La genialità di Pedro sta nella formula sulla quale ha basato tutto il suo cinema; un triangolo fondato sul rigore del melodramma e del noir hollywoodiano anni ’50 e ’60 (Douglas Sirk, Hitchcock, Wyler), l’estetica mediterranea e la cultura queer. Al centro, protagoniste, le donne: muse, icone, dive, madri, figlie, vittime e carnefici. I meccanismi e le lolgiche della passione come collante. Tutto su mia madre, Tacchi a spillo e Donne sull’orlo sulla crisi di nervi alcuni tra gli esiti più famosi e fortunati di questa ricetta.
Anche in Julieta ritroviamo tutti gli ingredienti del ricettario.
Il rosso vermiglio c’è, il blu cobalto anche. Ritroviamo le carte da parati anni 70 e, con grande gioia, Rossy de Palma – in un personaggio che sembra una citazione diretta (o un omaggio) all’arcigna Mrs. Danvers di Rebecca la prima moglie. Torna Madrid e torna il mare, inteso come elemento da attraversare, come luogo epico del viaggio, una via di passaggio – πόντος. Un mare in cui perdersi, monito dell’ignoto che incalza e custode del dolore.Questo Almodovar, in netta ripresa rispetto a Gli amanti passeggeri (disastroso), sembra voler riprendere le redini della propria poetica continuando la strada intrapresa con Volver e Gli abbracci spezzati: la via della memoria, in un declivio che si colloca in bilico tra la nostalgia e l’indulgenza del ricordo. Ritroviamo un autore che ha perso l’energia dirompente che dagli esordi ha caratterizzato tutta la sua produzione: viene meno il carattere barocco -sia nella messa in scena che nella scrittura- ma non il rigore della narrazione, una sintesi formale tutta a favore di una nuova delicatezza.

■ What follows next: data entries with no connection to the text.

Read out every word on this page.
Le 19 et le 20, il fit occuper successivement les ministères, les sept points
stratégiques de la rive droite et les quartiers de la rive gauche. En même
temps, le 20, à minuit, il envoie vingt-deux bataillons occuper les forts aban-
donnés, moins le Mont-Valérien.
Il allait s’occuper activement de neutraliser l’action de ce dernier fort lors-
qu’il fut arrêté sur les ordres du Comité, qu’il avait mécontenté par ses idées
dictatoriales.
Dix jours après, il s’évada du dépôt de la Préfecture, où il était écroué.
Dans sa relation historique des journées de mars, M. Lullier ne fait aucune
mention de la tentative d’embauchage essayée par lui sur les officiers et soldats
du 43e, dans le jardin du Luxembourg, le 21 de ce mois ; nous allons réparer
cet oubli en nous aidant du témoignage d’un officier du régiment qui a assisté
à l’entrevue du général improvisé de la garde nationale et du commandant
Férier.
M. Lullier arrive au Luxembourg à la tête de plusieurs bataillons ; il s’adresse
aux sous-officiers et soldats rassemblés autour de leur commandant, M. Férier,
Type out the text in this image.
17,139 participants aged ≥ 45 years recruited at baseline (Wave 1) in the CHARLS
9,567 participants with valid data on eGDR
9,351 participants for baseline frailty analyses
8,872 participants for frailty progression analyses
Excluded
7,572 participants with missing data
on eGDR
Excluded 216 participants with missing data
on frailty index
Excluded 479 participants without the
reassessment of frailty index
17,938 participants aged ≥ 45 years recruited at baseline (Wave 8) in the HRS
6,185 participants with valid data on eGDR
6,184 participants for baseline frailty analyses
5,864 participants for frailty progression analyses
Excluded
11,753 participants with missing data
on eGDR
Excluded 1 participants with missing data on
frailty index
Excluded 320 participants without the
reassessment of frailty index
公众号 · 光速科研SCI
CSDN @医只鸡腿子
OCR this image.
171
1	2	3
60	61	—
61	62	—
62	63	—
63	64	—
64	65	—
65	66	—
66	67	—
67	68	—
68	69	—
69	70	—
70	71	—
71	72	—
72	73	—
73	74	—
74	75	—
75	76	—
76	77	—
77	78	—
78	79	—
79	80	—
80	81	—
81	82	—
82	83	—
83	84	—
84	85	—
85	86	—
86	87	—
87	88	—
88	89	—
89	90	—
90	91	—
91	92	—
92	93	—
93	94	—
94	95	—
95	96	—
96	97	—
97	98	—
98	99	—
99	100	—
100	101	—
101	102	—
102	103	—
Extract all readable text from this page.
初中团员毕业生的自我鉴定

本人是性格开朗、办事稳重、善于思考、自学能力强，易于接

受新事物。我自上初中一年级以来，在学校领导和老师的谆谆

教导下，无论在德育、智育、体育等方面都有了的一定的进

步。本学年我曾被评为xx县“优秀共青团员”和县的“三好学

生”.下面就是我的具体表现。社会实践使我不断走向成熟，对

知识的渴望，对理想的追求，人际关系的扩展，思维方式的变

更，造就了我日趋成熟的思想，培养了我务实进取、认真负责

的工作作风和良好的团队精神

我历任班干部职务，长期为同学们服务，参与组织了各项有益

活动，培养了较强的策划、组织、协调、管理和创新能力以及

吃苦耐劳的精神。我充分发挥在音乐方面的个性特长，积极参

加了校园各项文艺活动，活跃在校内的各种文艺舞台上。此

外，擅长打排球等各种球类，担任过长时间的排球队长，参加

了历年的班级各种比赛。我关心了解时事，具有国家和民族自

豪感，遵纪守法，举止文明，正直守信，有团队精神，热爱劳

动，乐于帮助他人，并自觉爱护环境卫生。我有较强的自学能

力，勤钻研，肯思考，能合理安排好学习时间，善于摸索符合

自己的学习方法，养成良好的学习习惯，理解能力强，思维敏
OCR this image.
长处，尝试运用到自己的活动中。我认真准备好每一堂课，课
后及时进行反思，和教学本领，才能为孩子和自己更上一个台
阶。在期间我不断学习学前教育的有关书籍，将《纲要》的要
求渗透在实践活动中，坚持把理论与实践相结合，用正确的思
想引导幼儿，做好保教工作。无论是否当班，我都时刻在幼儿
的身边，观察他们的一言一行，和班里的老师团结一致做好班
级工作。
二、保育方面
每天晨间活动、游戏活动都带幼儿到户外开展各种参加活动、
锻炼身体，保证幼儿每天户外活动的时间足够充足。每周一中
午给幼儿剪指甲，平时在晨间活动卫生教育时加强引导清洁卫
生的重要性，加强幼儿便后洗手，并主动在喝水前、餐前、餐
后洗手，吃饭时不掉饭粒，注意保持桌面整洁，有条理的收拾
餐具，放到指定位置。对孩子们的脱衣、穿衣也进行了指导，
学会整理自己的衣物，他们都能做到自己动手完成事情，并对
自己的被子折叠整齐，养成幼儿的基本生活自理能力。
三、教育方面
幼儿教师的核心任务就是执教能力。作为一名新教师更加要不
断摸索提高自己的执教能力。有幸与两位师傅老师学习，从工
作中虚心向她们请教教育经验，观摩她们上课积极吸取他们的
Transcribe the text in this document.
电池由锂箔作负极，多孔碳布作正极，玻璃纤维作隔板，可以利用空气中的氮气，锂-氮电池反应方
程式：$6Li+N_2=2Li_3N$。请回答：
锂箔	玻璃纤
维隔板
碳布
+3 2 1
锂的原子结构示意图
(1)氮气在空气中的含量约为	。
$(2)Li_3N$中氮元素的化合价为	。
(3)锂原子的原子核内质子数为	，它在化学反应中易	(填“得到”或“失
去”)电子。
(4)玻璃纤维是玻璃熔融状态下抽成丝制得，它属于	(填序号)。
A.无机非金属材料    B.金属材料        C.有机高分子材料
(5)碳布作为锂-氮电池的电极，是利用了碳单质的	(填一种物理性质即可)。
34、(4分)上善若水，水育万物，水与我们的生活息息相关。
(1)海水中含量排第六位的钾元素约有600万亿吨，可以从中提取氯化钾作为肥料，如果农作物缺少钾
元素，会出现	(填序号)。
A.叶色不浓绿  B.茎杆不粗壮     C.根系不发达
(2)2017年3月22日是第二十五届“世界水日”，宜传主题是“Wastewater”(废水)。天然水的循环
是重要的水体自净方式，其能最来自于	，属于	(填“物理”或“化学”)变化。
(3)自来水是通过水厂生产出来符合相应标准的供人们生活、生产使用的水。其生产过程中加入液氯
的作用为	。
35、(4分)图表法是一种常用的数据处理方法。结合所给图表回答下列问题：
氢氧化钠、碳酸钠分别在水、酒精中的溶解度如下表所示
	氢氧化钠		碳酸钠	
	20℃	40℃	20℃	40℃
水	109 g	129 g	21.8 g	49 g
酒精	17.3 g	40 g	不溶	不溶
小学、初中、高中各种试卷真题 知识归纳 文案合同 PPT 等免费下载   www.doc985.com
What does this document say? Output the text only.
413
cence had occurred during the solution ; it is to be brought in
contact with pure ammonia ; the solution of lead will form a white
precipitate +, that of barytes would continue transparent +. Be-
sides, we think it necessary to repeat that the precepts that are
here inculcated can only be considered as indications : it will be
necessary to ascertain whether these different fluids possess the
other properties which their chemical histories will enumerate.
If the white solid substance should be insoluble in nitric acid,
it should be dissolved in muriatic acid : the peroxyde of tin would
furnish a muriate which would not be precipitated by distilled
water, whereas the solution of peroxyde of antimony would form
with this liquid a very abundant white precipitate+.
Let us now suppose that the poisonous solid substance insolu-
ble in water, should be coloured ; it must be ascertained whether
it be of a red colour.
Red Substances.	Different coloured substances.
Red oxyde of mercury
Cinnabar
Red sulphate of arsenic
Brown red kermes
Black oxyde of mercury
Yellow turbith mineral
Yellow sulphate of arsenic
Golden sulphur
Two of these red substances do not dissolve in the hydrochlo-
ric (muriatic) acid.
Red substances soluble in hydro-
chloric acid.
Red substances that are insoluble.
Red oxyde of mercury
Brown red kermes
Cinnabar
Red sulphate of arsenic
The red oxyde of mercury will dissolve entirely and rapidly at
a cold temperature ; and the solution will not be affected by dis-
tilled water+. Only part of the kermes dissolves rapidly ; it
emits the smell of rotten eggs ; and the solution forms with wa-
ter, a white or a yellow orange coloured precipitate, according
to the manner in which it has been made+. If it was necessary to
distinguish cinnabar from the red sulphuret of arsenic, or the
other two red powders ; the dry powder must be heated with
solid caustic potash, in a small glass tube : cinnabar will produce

Julieta è un film fatto di mancanze che si rincorrono, in una mosaico di ricordi. Spazi vuoti che si completano nella contemplazione della perdita, che si essa di un amore, di una speranza, di un’occasione o di una figlia perduta. Il tempo e i sentimenti si inabissano per poi riemergere, impossibili da fermare, come una marea. È un film fatto di cesure da risanare in cui incombe, come un’ombra scura, il peso del tempo che passa.A sottolineare le ombre cupe e la suspense del drama ritroviamo le musiche composte dal fedele Alberto Iglesias che riportano alla memoria -forse in maniera un po’ fuorviante- il filone damsel in distress (Angoscia di George Cukor, Donne e veleni di Douglas Sirk, Il terrore corre sul filo con Barbara Stanwyck, ma anche Psycho di Hitchcock).
Pedro Almodovar con Julieta si conferma quindi un autore di razza, che invecchiando è diventato forse più meditabondo, ma non per questo meno affascinante, non stupisce più ma regala ancora quell’incertezza necessaria per turbarci.